By 2014, the couple had arranged to have a child through a surrogate after exhausting other methods. In June of last year, when their surrogate was about halfway through her pregnancy, Edsall Kromm finally acknowledged that she hadn't been feeling well for a few weeks. She had been busy volunteering and attending doctor's appointments with the surrogate, and she had initially chalked up her fatigue to long hours.
Because of her childhood illness, Edsall Kromm's doctor ordered a nuclear scan, which required a negative pregnancy test before they could proceed. That's when two pink lines brought the couple's world to a standstill.
The home pregnancy test was positive, and a different type of testing was in order.
"When we saw the baby's heartbeat, I lost it. Jon lost it," she says of her first ultrasound exam. "We had spent all of our time, money and energy working with our surrogate, who is a very important person in our lives. It was a total psychological investment that we were already happy with."
They began facing uncertainties they'd never anticipated, such as how to handle Edsall Kromm's maternity leave when their babies' due dates were within months of one another.
"We knew we could prepare for a second baby and that we could take care of me," she said. "Everything else we figured we would face when it happened."
Baby Linny weighed 3.26kg at birth and had no complications. But Millie weighed just 907 grams and had health issues, including a dislocated hip and leg, underdeveloped lungs, and a hole between the chambers of the heart. She stayed in the neonatal intensive care unit for three months.
While physicians continue to closely monitor Millie, Edsall Kromm says the couple was told that "within a year we won't know the difference" in the girls' development, despite the wide disparity in their gestational ages at birth.
"Jon and I are both goal-oriented, and we knew we would figure out a way to have a family," she says. "But Millie came home feisty and determined, and we know we are very, very lucky."
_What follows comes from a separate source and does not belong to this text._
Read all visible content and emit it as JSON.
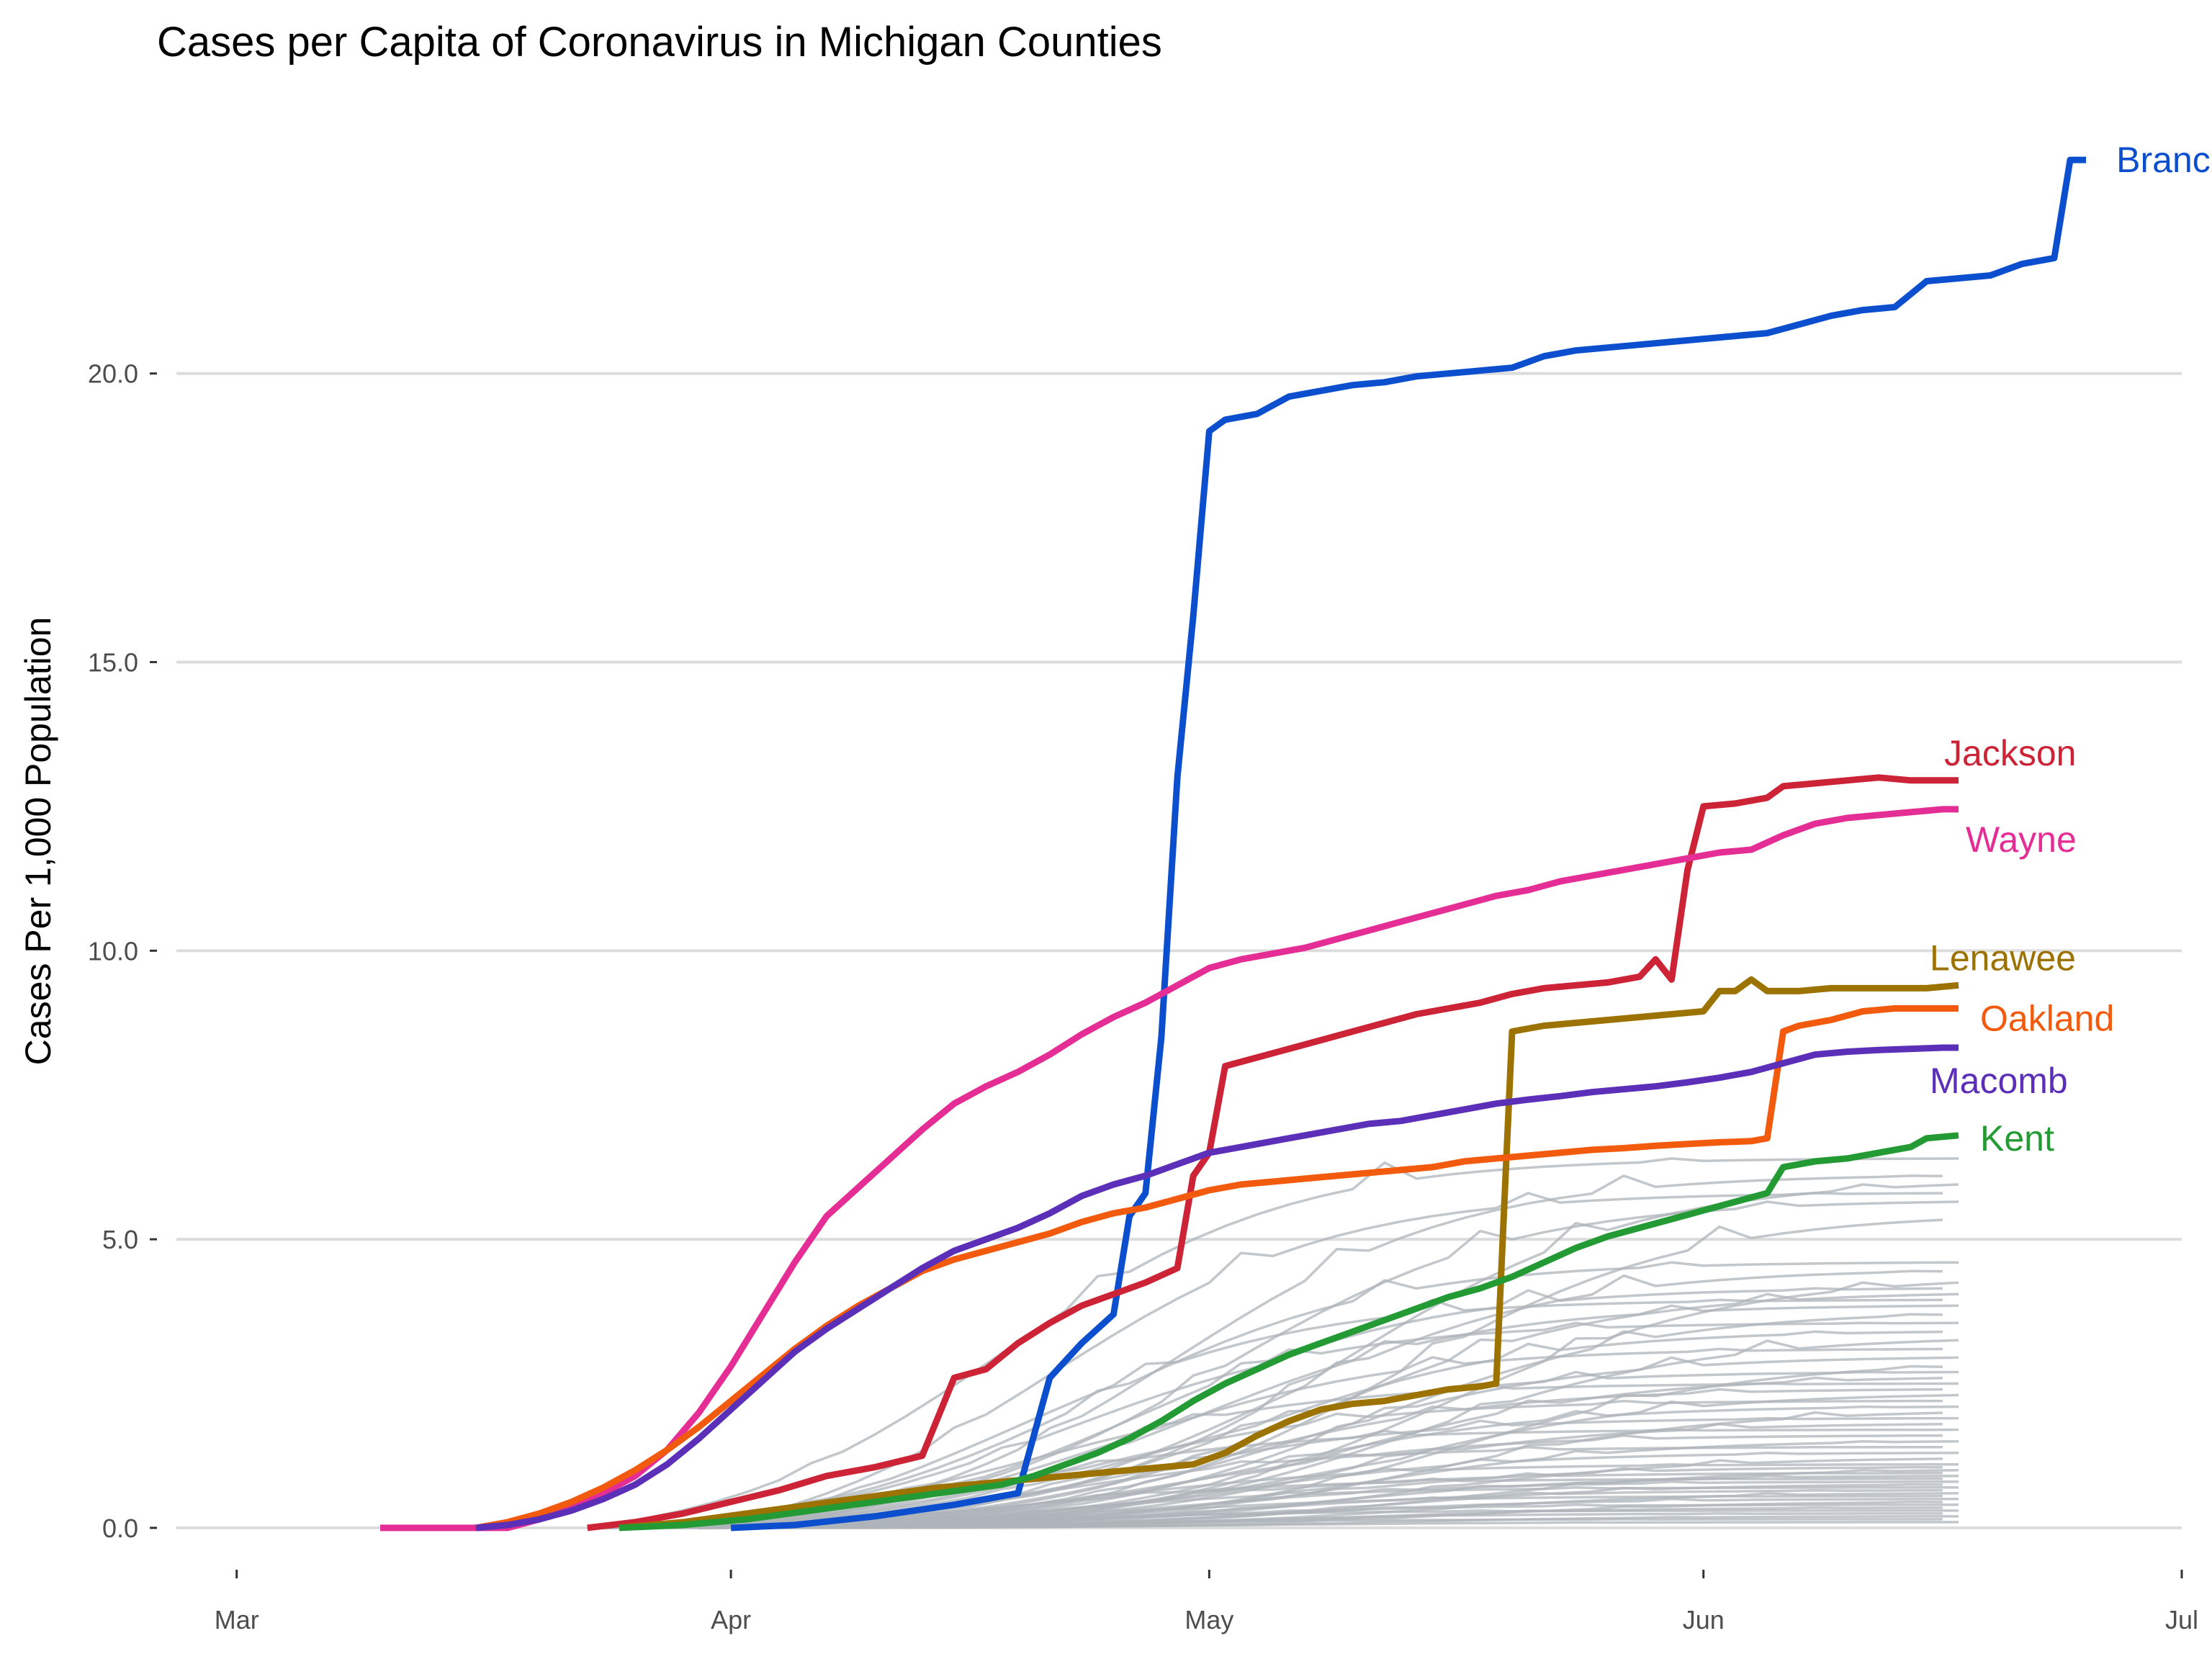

Jonathan Kromm says the couple's road to parenthood was "physically and emotionally taxing at times", though they'd done their research beforehand. "We went into this with our eyes wide open and with doctors who helped us learn what to expect and how to assess each situation."
Despite that, there was one thing they couldn't predict, he says. "How do you emotionally prepare for something like this? You don't. Elizabeth is so strong and so capable, and that made it that much easier.
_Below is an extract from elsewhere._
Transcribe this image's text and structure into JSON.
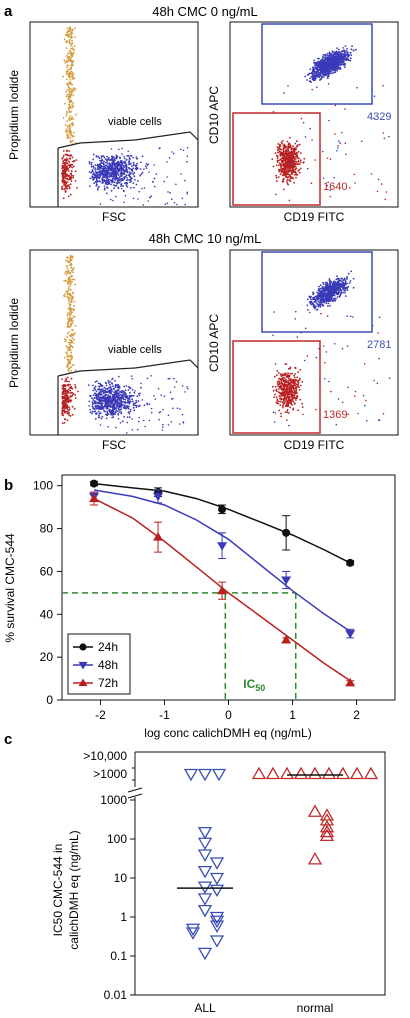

"Every morning I wake up now and look at the girls, and I'm like, "Wow. All the puzzle pieces actually came together,'" he says.
Now that she's on the other side of the experience, Edsall Kromm has some advice for others hoping to start a family: Remember how much is beyond anyone's control.
"Give yourself the opportunity to feel bad, but plan for what you can and be grateful," she says.
"It may not be elegant and it may not be pretty, but there's no one way to make a family. Believe you're going to get there somehow."